Known problems with html2text

See also:

Bugs of minor severity

1. When parsing much nested tables, html2text will run out of control.

This problem occurs on very complex tables with more than about 25 nested table elements, because the runtime increases exponentially with each nested table.


2. Any space within the font element not delimited by non-space characters, will not be displayed by html2text.

$ echo 'Lorem<font color="#004080"> </font>Ipsum' | html2text -nobs
LoremIpsum
$ echo 'Lorem<font color="#004080"> Ipsum</font>' | html2text -nobs
LoremIpsum
$ echo '<font color="#004080">Lorem </font>Ipsum' | html2text -nobs
LoremIpsum
$ echo '<font color="#004080">Lorem Ipsum</font>' | html2text -nobs
Lorem Ipsum

3. html2text segfaults on amd64

The problem is in the usage of get_attribute, which is a variable argument function. The function checks for a NULL (char *) argument to terminate processing. Callers used 0 to represent the end of the list, which fails on architectures where int is not the same length as (char *). Callers should use NULL when they mean NULL.
C++ blurs the difference between 0 and NULL much more than C. In a variable argument function call, there is still a difference.

Larry Doolittle very kindly wrote a a patch that fixes this. It can be found in the program's downloads directory.


4. The last char of Bulgarian alphabet with ASCII-code 255 is not displayed.

Try using unsigned instead of char in reading by changing line 365 of the file urlistream.C so that it reads:

int
urlistream::get()
{
  unsigned char ch;
  int ret = ::read(fd_, &ch, 1);
  return (ret > 0 ? ch : -1);
}

5. html2text is too strict in dl tag.

html2text does not output any data if you have a <dl> tag without its appropiate </dl> closing tag.

$ echo '<dl>Lorem ipsum' | html2text -nobs
$ echo '<dl>Lorem ipsum</dl>' | html2text -nobs
Lorem ipsum

6. Warnings about 'auto_ptr' not being defined.

Try changing line 56 of the file html.h so that it reads:

#ifdef AUTO_PTR_BROKEN /* { */
#  define auto_ptr broken_auto_ptr
#  include <memory>
#  undef auto_ptr
#  include "libstd/include/auto_ptr.h"
#else /* } { */
using std::auto_ptr;
#  include <memory>
#endif /* } */

7. File retrieval from remote servers with virtual hosts does not work properly.

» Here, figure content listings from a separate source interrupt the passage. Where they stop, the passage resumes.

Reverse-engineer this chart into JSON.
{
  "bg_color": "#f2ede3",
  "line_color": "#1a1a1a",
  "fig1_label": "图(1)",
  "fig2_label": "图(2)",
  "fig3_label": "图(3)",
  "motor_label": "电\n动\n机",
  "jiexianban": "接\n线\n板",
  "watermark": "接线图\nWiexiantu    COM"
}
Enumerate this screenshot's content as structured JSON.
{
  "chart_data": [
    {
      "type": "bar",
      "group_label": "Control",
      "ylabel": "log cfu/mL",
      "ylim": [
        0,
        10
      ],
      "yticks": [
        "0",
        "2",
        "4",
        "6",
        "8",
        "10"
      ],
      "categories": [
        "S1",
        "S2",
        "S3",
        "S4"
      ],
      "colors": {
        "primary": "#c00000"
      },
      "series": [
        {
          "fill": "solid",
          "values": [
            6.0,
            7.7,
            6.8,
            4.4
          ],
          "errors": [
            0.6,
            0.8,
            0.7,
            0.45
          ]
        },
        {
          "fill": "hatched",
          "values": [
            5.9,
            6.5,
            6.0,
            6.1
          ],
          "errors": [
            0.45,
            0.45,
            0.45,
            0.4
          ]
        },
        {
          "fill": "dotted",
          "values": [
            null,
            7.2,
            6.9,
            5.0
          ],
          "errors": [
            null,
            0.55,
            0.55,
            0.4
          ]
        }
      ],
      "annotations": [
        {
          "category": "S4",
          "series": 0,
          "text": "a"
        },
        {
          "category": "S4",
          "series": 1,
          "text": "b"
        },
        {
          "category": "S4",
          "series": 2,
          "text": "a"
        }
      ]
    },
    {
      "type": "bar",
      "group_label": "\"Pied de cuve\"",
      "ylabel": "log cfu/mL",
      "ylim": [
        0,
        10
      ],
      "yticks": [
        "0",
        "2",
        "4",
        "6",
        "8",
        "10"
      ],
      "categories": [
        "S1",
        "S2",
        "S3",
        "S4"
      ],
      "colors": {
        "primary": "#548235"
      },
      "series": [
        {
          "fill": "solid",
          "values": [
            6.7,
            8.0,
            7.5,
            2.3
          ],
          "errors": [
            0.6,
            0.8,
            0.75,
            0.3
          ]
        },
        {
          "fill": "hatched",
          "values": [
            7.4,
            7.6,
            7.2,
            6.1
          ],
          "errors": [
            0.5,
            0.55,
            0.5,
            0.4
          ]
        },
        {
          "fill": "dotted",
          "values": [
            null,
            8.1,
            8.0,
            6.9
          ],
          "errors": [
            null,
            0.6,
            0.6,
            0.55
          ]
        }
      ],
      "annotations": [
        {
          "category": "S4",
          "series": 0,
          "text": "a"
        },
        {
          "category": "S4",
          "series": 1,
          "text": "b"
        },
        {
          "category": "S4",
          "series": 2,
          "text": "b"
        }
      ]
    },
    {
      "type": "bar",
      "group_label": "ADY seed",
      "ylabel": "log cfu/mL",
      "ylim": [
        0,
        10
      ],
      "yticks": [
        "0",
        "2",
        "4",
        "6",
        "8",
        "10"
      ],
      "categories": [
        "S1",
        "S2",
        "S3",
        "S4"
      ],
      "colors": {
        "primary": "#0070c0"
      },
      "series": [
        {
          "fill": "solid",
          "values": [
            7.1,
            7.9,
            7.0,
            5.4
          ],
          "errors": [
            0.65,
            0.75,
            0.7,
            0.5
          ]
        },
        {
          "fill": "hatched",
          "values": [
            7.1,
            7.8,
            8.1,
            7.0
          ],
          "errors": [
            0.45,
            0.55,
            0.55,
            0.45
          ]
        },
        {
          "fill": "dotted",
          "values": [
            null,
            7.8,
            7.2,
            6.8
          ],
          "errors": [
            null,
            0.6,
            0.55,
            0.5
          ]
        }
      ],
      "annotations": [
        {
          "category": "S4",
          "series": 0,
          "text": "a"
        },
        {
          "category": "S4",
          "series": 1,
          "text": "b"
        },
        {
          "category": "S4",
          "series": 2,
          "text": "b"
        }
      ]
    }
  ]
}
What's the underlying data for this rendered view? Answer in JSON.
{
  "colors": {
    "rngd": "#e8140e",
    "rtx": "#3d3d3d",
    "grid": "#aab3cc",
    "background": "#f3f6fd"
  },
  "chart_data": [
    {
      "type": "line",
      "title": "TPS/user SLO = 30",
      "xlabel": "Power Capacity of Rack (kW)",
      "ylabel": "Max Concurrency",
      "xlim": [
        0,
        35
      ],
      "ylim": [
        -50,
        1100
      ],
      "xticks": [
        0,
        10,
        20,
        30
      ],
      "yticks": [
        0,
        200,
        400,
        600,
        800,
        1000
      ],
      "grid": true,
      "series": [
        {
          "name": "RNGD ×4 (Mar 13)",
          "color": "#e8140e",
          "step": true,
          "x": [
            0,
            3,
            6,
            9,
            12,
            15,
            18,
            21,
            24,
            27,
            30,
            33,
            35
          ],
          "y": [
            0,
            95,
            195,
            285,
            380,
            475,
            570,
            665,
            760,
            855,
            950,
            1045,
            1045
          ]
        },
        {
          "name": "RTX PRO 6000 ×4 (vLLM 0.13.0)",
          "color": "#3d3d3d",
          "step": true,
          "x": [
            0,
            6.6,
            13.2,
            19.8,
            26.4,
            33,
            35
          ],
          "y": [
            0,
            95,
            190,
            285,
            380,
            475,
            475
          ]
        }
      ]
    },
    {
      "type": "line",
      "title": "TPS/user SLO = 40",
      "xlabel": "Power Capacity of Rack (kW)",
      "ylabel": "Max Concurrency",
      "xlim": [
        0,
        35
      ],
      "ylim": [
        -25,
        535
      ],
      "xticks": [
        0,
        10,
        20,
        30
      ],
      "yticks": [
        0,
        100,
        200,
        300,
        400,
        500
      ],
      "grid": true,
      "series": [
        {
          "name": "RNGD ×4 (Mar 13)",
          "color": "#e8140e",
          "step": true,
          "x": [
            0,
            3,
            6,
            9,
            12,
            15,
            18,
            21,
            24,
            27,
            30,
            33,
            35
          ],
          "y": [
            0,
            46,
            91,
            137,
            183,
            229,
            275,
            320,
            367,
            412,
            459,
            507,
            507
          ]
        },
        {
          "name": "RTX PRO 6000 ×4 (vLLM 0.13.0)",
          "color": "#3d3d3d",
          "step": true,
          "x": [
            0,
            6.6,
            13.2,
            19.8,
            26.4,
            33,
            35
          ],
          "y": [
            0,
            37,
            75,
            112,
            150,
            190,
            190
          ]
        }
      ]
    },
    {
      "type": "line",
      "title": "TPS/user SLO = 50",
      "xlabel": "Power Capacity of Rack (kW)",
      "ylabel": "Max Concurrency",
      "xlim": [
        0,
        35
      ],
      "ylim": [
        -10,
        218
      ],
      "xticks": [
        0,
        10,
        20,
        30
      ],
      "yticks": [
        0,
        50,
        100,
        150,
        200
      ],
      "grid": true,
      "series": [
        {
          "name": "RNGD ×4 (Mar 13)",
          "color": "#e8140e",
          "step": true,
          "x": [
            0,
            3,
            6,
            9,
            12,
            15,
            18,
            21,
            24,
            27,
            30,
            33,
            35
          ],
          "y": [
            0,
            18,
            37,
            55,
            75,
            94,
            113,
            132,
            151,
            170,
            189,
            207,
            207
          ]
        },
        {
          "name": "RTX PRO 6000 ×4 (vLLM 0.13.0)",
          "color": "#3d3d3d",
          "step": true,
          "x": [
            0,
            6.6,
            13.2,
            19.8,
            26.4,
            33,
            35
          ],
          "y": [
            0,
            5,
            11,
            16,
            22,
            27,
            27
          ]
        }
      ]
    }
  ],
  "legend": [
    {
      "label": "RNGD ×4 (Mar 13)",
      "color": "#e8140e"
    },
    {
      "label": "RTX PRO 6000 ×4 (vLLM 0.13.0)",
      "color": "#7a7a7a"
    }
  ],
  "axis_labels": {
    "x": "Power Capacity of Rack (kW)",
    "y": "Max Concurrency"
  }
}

We would need to send GET http://example.com/index.html, not just GET /index.html.

Feature requests

Currently, when the -width option is specified, everything in the output is wrapped to fit in the specified width. This is fine for free-form text, but doesn't work well material formatted with <pre>...</pre>.
It may be a good idea to add a new feature, implemented as a command line option or rc file setting, that tells html2text to leave the pre text alone.